2013年4月23日火曜日

高橋義夫『元禄秘曲』


 ようやくまたほんの少し暖かさが戻ってきた。日曜日(21日)は真冬並みの寒さで震えてしまったが、ほっとしている。

 最近、我が家の家電製品が買い替えの時期を迎えているのか、あまりうまく機能しなくなっているのだが、見回してみて、これらはなくても生活できるがあれば便利という類だなあ、と改めて思ったりした。パソコンも、またそろそろ限界に近づいて、買い替えの時期かもしれないとも思う。使っているOSが二時代前のOSである。

 それはともかく、高橋義夫『元禄秘曲』(2009年 文藝春秋社)をあっさりと、しかし面白く読む。高橋義夫は多才な作家だと思っているが、この作品は、「生類憐れみの令」で有名な五代将軍徳川綱吉のころ、1684年(貞享元年)に江戸城中で老中堀田正俊が従叔父に当たる若年寄の稲葉正休(いなば まさやす)に刺殺された事件を背景にして、その後の非遇を受けた堀田家の家臣による抵抗などを盛り込みながら、一人の青年武士の活躍を描いたものである。

 江戸城中での堀田正俊刺殺事件は、今も多くの謎を残したままで、本書でその事件が直接取り扱われるわけではないが、堀田正俊が綱吉の「生類憐れみの令」に反対していたことや、その後幕府の中で権勢を誇っていくようになる柳沢吉保などとの関連で、暗殺陰謀説が出てきたりする。

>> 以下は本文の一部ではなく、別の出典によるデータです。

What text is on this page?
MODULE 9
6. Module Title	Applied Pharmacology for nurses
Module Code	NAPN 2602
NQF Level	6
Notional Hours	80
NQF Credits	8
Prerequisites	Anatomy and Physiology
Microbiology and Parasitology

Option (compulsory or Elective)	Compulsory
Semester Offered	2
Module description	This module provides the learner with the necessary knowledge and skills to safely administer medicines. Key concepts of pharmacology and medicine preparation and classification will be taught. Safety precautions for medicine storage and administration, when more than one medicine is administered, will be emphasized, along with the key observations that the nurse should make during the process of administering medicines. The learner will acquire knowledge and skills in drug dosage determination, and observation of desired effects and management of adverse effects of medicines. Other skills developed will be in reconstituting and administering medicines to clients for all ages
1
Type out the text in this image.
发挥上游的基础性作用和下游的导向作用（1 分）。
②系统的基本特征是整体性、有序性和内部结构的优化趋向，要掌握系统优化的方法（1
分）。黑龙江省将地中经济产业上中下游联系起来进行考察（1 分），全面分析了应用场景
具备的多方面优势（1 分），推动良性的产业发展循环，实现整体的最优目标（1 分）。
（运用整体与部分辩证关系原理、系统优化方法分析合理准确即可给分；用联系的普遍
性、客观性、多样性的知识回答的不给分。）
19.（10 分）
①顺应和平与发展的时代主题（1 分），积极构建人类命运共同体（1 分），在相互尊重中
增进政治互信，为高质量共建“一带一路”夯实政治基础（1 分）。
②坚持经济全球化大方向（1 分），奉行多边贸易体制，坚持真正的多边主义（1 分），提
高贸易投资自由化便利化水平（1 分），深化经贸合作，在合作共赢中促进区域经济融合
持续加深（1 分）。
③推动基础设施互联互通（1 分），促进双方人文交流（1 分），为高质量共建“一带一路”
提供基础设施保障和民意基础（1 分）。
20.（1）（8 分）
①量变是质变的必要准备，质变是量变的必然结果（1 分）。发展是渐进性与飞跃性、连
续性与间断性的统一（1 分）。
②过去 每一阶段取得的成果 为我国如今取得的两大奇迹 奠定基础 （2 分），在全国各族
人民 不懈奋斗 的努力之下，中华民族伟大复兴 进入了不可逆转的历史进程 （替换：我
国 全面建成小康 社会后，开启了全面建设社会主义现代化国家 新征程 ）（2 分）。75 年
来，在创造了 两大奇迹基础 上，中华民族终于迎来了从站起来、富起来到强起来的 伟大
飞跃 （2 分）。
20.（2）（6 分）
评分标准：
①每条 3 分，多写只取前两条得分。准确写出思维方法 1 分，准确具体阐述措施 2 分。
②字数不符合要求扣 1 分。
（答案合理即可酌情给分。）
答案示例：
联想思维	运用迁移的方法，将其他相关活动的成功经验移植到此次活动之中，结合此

 ともあれ、本書の主人公は、旗本の次男坊で冷や飯食いである花房百助という青年武士で、彼は兄が家督を継いだ家を出て、本所の石川礫斎の一刀流の剣術道場の内弟子として住み込んで剣術修行をしているのである。彼はその道場で、本所の小天狗と呼ばれるほどの腕をもち、市中で起こる事件に関係したりしていくのだが、彼の師である石川礫斎は、かつては堀田家に仕えた家臣で、堀田家が殿中事件後に移封されたり、減封されたりする中で身を引いて剣術道場を開いていたのである。

 花房百助と並んで大天狗と呼ばれる師範代の古木要蔵も元は堀田家の家臣で、堀田家の没落によって解雇になった家臣たちと、なんとか意趣返しをしたいと望んでいた。堀田家の遺臣たちは、権勢を誇るようになった柳沢吉保が主君の堀田正俊の暗殺を企んだと思い、柳沢吉保を誅しようと企てていたのである。その企てには、医師をしている石川礫斎の弟も関係ししていた。

 そして、花房百助が慕って行くへ不明になっていた叔父も、実は、幕府目付の隠密同心として堀田家の遺臣たちの動きを密かに探っていたりしたのである。

 こうした大筋の展開の中で、女敵討ちやサド・マゾ好みの武家の妻女が殺された事件などが展開されると同時に、花房百助の縁談話や道場の隣家の旗本の娘との恋などが描かれていく。ただ、こうした事件は比較的あっさり片づいていくし、堀田家の遺臣たちの企ても、意趣返しなどを望まない石川礫斎や花房百助の活躍でうまく抑えられていき、流れるように物語が展開されるだけである。狙われている柳沢吉保が放つ刺客による剣術道場の弟子たちへの襲撃なども堀田家の恨みを晴らそうとする古木要蔵の決起を促すものとなっていたりもする、

 しかし、結末で、石川礫斎の弟が、剣によって柳沢吉保を誅するのではなく、事件を物語にしてそれを市中に配布することで、殿中の暗殺事件の真相を人々に知らせようとしたということが述べられて、元禄時代らしい結末の取り方だと思ったりした。

 全体が軽いタッチで描かれており、もう少し人間像が掘り下げられれば(たとえば、火盗改めになる「のっそり十郎」など)とは思うが、これはこれで軽く読めるような展開になっており、個人的には面白く読めた一冊だった。